Nach Coronavirus-Fall: Preußen Lünen muss warten

Nachdem sich ein Mannschaftsmitglied der A-Jugend von Preußen Lünen mit dem Coronavirus infiziert hatte, machte der Verein dem Gesundheitsamt Druck.

„Das mit dem Fall in Dorsten habe ich gelesen, deswegen haben wir dem Gesundheitsamt auch Druck gemacht.“ Peter Serges, Hygienebeauftragter und Geschäftsführer von Preußen Lünen, wartet zusammen mit dem Verein auf die Testergebnisse der A-Jugend, nachdem sich ein Mitglied in der Mannschaft mit dem Coronavirus infiziert hatte.

Das mit dem Druck machen, scheint aber nicht ganz funktioniert zu haben.

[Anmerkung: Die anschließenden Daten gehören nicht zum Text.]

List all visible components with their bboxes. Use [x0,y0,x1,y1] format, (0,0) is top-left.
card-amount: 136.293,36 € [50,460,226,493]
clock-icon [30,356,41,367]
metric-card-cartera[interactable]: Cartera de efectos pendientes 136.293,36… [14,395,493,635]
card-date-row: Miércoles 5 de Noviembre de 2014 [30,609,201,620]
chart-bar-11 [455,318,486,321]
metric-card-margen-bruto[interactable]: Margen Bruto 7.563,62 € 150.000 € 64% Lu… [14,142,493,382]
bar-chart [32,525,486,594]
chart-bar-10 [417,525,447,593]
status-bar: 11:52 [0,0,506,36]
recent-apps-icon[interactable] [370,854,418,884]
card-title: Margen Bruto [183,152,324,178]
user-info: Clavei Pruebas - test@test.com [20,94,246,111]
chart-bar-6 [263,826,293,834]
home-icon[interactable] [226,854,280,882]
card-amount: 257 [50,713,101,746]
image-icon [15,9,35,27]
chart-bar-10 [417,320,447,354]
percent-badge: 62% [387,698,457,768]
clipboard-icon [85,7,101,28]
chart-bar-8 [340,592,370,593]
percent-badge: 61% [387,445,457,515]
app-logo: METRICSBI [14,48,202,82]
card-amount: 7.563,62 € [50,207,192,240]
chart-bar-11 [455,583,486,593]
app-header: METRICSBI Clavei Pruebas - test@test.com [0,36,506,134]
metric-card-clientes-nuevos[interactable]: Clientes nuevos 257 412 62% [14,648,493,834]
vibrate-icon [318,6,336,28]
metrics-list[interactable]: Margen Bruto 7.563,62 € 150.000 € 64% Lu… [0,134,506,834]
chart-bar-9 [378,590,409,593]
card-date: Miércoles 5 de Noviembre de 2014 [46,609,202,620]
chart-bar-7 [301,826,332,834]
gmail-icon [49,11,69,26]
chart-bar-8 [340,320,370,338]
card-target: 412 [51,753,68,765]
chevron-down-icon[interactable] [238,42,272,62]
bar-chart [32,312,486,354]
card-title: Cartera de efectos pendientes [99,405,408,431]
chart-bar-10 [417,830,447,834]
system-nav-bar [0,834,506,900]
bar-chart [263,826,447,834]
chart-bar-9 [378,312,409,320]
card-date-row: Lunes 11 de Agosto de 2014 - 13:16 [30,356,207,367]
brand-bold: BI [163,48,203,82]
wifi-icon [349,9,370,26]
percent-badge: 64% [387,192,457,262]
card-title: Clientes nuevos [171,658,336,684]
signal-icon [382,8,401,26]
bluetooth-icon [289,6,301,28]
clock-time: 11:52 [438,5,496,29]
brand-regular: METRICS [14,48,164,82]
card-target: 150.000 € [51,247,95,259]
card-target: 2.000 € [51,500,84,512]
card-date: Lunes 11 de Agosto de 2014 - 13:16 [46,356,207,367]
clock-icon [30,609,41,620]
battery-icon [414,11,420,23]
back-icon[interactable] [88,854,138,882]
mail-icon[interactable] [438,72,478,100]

Am Donnerstagmorgen sagte Serges, „dass wir die Ergebnisse für 12 Uhr erwarten“. Am frühen Nachmittag lagen diese allerdings immer noch nicht vor.

Solange die Tests nicht vorliegen ist das Team in Quarantäne

Für die A-Jugend von Preußen Lünen heißt es also weiter warten. Trainer Mihaijlo Dzajic hatte sich mit dem Coronavirus infiziert. Alle Spieler, die mit dem Trainer in Kontakt standen, befinden sich vorsorglich bis zum 7. September in Quarantäne – zumindest so lange, bis die „hoffentlich negativen“ (Serges) Testergebnisse da sind.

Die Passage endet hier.